The Dark Side of Online Connection in Quarantine
In a time when we’re more isolated than ever, social media is quickly becoming more prominent in our daily lives. Because we don’t have much to do, screen time has increased for many Americans, and social media usage appears to be rising too.
Normally, I would characterize excessive social media usage as something negative. But in the current crisis, I found myself wondering if the benefits of social media and screen time could potentially outweigh the negative impacts. Or if instead the negative impacts would simply be exacerbated by increased time spent online.
With his senior spring moved online, Tim Holman ’20 said that virtual platforms have helped him stay in touch with many of his friends from school.
“We’ve been using FaceTime and Zoom on a weekly basis for check-ins,” Holman said.
He remarked that he’s been using apps like Snapchat and Instagram around the same amount as he usually does. Overall, he finds that social media is raising his spirits.
“I definitely think it eases the pain a little,” he said. “One of the aspects of senior spring that people really look forward to is that last hurrah, that last opportunity to really have fun with your friends.”
Although he lamented that the Class of 2020 can’t have its “last hurrah” on campus together, Holman emphasized that Zoom and social media still allow him to communicate with his friends while seeing their faces, which helps him cope with his sadness.
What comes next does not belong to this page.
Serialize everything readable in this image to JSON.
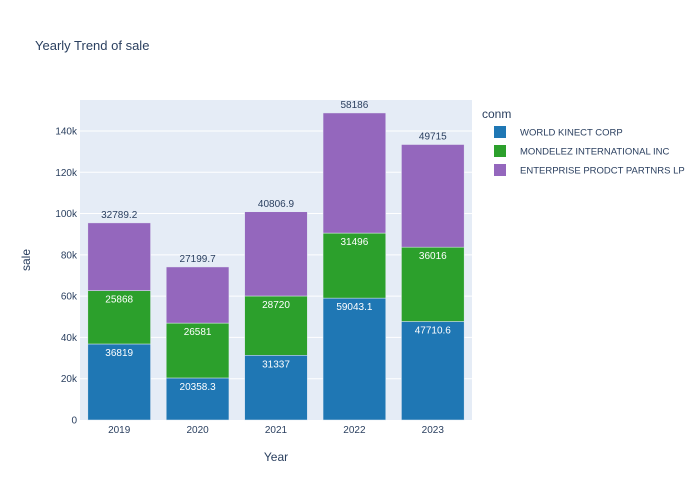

Allison Falco ’23 agreed that platforms like Zoom are nice for talking to people face-to-face, but she added that they don’t completely ease the pain of missing those she spends time with on campus.
“I FaceTime my friends all the time for hours, but it’s not the same,” Falco said. “It’s nice because you have that connection, but it also makes me miss them more.”
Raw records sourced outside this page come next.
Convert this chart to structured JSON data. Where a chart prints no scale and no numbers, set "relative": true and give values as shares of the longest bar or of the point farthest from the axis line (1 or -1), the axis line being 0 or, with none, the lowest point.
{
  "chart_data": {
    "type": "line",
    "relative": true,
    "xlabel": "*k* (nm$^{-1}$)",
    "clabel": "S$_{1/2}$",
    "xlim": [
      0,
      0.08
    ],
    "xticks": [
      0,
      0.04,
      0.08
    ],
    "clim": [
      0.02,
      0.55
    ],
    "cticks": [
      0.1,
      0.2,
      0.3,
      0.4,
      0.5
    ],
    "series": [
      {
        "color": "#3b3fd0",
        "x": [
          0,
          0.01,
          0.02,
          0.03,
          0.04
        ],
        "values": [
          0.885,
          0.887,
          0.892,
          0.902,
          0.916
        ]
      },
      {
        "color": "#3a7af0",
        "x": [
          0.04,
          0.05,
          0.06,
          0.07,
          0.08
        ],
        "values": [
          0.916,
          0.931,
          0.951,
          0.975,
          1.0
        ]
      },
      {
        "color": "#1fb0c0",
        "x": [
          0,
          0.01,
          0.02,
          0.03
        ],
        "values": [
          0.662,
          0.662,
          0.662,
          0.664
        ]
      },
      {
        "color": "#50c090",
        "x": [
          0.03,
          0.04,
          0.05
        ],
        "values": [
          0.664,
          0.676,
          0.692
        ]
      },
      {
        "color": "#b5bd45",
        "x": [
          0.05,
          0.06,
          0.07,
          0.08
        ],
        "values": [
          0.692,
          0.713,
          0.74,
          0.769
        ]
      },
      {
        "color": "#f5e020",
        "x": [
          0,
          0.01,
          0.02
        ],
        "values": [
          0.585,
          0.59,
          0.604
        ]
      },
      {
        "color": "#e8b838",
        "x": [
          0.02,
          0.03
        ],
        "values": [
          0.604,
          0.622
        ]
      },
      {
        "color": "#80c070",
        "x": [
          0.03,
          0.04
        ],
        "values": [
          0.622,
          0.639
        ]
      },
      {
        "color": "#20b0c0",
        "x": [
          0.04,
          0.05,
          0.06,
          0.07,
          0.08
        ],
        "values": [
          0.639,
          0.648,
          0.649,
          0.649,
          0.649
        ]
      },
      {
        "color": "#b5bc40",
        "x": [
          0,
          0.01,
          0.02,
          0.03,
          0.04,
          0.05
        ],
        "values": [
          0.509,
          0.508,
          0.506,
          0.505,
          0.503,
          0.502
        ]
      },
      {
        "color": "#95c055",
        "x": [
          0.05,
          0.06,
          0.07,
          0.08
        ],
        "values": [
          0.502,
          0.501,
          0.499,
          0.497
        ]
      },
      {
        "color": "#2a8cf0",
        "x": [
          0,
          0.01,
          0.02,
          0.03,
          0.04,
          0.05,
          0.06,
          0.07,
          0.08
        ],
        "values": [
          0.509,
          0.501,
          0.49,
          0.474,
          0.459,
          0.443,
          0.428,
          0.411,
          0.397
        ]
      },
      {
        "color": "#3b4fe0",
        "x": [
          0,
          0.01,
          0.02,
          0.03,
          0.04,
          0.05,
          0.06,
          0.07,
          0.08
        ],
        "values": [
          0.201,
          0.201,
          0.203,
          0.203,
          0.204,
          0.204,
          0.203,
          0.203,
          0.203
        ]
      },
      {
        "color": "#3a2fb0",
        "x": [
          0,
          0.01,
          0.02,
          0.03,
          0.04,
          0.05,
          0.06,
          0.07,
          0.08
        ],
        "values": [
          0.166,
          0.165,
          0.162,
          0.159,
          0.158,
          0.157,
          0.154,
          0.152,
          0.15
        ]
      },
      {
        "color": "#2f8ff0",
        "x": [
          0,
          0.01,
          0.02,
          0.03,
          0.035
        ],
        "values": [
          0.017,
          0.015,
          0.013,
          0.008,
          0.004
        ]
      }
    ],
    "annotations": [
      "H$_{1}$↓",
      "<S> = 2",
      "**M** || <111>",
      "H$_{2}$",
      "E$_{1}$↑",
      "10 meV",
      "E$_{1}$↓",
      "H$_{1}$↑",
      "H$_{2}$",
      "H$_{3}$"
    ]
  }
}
Claire Betzer ’23 told me that before quarantine, she never liked to talk over video chat, but she’s been forced to come around to it.
“To me, they’re two different things — talking to people face-to-face and FaceTiming them. I much prefer talking in person. But given the circumstances, you just can’t,” she said.
Though not a perfect replacement for in-person interactions, technology can connect people in positive ways during the pandemic. Holman said that social media has even fostered a sense of camaraderie among seniors from different schools.
“Hundreds of thousands, even millions of students around the country also are [missing their senior spring],” he said. By seeing how other students are coping with losing their last months on campus, Holman said that he feels less alone in dealing with his own disappointment.
But even in quarantine, social media doesn’t come without downsides.
“A lot of times social media, like Snapchat and Instagram, are really good at facilitating FOMO, or ‘Fear of Missing Out.’ I think now we just have FOM, or ‘Fear of Missing,’” Holman said.
Many psychologists have argued that it’s FOMO that keeps users visiting sites like Facebook and Instagram. By showing us what we’re missing, social media platforms encourage users to come back for more, despite the negative emotional impacts this might have.
What Holman called “Fear of Missing” seems more natural than FOMO in a socially isolated world. While there isn’t anything to “miss out” on right now, many people are instead missing events that have been canceled due to the pandemic. However, I found that students are still feeling FOMO, and that’s partly thanks to social media.
“You go on social media, and you think, ‘Their quarantine life is so much better than mine,’ or ‘I have to work out,’” Betzer said. “It’s nice to idealize your life and post just the best parts of what you’re doing. But I think the reality is that quarantine is very lonely.”
Social media helps us depict the good parts of ourselves and our lives while hiding the bad parts. While isolated in quarantine, Betzer said, this kind of sharing can cause feelings of guilt or inadequacy for those consuming the content. By portraying quarantine as “fun,” she said, you’re inadvertently telling those with more negative experiences that they might be doing something wrong.
Falco agreed. “I feel like that’s what social media is doing: glorifying other peoples’ quarantine experiences. I feel a lot of pressure to do certain things, and when I don’t do them, I feel like I’m doing quarantine wrong,” she said.
Judging by what people are posting online, popular quarantine trends include working out, baking bread, redecorating and cleaning out closets or rooms. But not everyone has the time or energy to indulge in these activities.
Holman also noted the socioeconomic divide in quarantine that social media reveals. He pointed out that while some families can afford to self-isolate in the suburbs and visit a grocery store only once a week, others may not be so lucky. And those aren’t the stories that he’s seeing online.
For people adhering to it strictly, quarantine is not fun. It’s exhausting, isolating and conducive to poor mental health. Those who post glorified quarantine content risk disregarding those without the resources to partake in the same lifestyle. Even if the intentions aren’t bad, posting online about a glamorous quarantine might do more harm than good, even if it fosters connection in isolation.
That’s not to say that people can’t enjoy themselves in quarantine; taking time to do things that you love is more important now than ever. However, social media was designed to share only the best parts of life and pretend like the worst parts don’t exist. In a period filled with loneliness and apprehension, we must remain cognizant of how online connection skews our view of what quarantine really looks like.